I'm not whining. It's their paper.

But, Times editors, please don't sing my praises in the obituaries. Don't talk about how I was once the youngest syndicated cartoonist in the country, how I won a bunch of awards, how I helped revolutionize an art form, how my work was controversial and widely discussed, how cool it was that I went to Afghanistan and Central Asia. If you really thought I was great, you would have run my stuff. You didn't. You thought I sucked. Or you didn't have the guts to deal with angry readers.

This also goes for USA Today. You never ran one of my cartoons. I've done more than 4,000 of them. Not one ever appeared in USA Today. If you mention my death, please include an explanation of why I'm worth mentioning but not worth publishing.

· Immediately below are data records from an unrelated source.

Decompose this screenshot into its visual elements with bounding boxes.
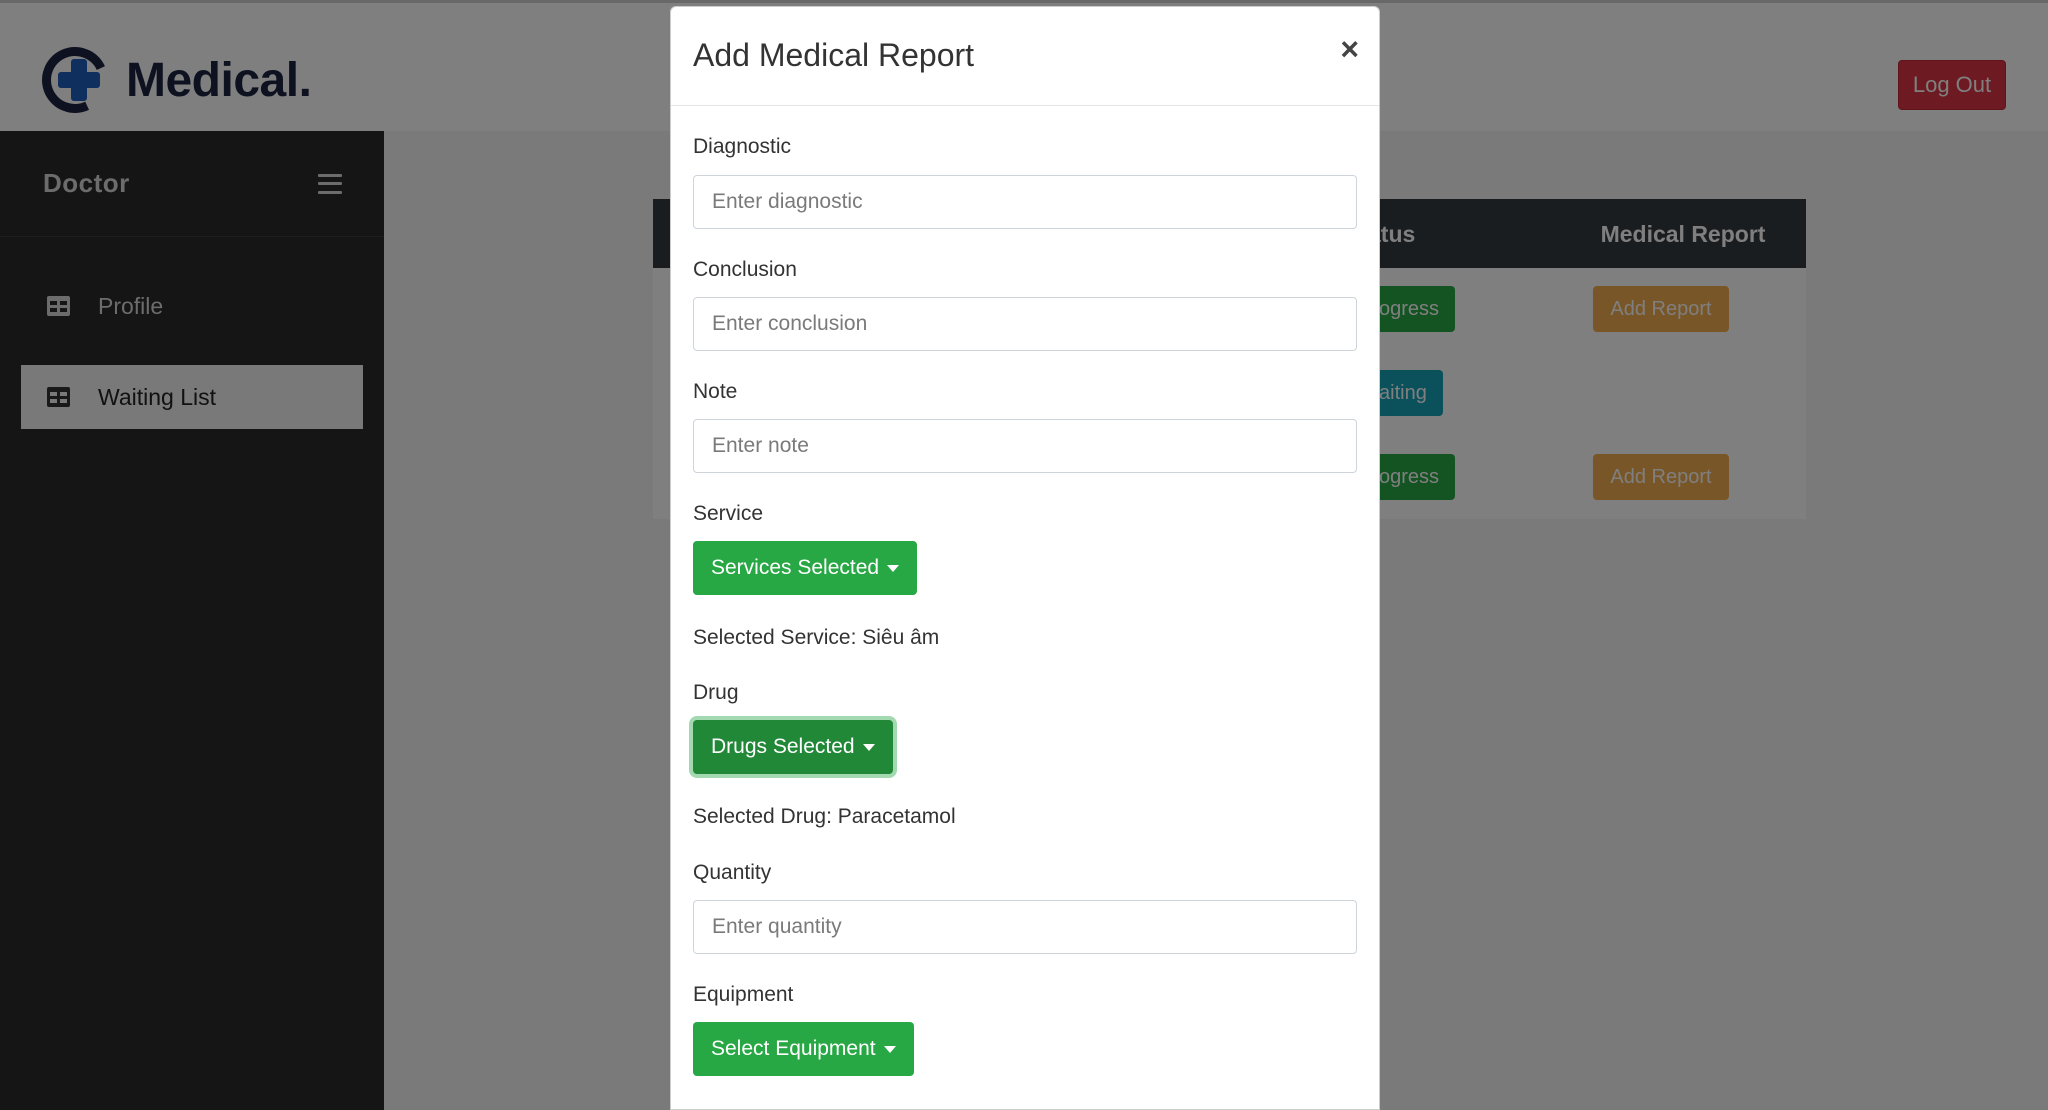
- equipment-dropdown-label: Select Equipment: [711, 1037, 876, 1060]
- modal-title: Add Medical Report: [693, 37, 975, 73]
- quantity-input[interactable]: [693, 900, 1357, 954]
- add-medical-report-modal: Add Medical Report × Diagnostic Conclusi…: [670, 6, 1380, 1110]
- drugs-dropdown-label: Drugs Selected: [711, 735, 855, 758]
- conclusion-label: Conclusion: [693, 258, 797, 281]
- caret-down-icon: [862, 743, 875, 751]
- caret-down-icon: [883, 1045, 896, 1053]
- services-dropdown-button[interactable]: Services Selected: [693, 541, 918, 595]
- close-icon[interactable]: ×: [1340, 31, 1359, 68]
- diagnostic-input[interactable]: [693, 175, 1357, 229]
- diagnostic-label: Diagnostic: [693, 135, 792, 158]
- note-input[interactable]: [693, 419, 1357, 473]
- conclusion-input[interactable]: [693, 297, 1357, 351]
- selected-drug-text: Selected Drug: Paracetamol: [693, 805, 956, 828]
- note-label: Note: [693, 380, 738, 403]
- caret-down-icon: [887, 564, 900, 572]
- selected-service-text: Selected Service: Siêu âm: [693, 626, 940, 649]
- drugs-dropdown-button[interactable]: Drugs Selected: [693, 720, 893, 774]
- drug-label: Drug: [693, 681, 739, 704]
- equipment-label: Equipment: [693, 983, 794, 1006]
- equipment-dropdown-button[interactable]: Select Equipment: [693, 1022, 914, 1076]
- service-label: Service: [693, 502, 764, 525]
- modal-header: Add Medical Report ×: [671, 7, 1379, 106]
- quantity-label: Quantity: [693, 861, 772, 884]
- services-dropdown-label: Services Selected: [711, 556, 880, 579]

Newsweek deserves special mention as well. Newsweek publishes the worst cartoons by the worst cartoonists. If I die in Afghanistan, one advantage of being dead will be that I never have to lay eyes on that p.o.s. again. They ran me one time. Once!

Special you-ignored-me-my-entire-career-so-don't-suck-up-after-I-die shout-outs also go to The Washington Post, which canceled me in response to a write-in campaign by right-wing extremists, and The San Francisco Chronicle, NPR and every newspaper in my home state of Ohio. When I shed this mortal coil and shuffle off to the great open bar full of funny cartoonists and loose women in the sky, whenever that happens, I beg you to do me one last favor: say that I suck. Or, better yet, don't mention me at all.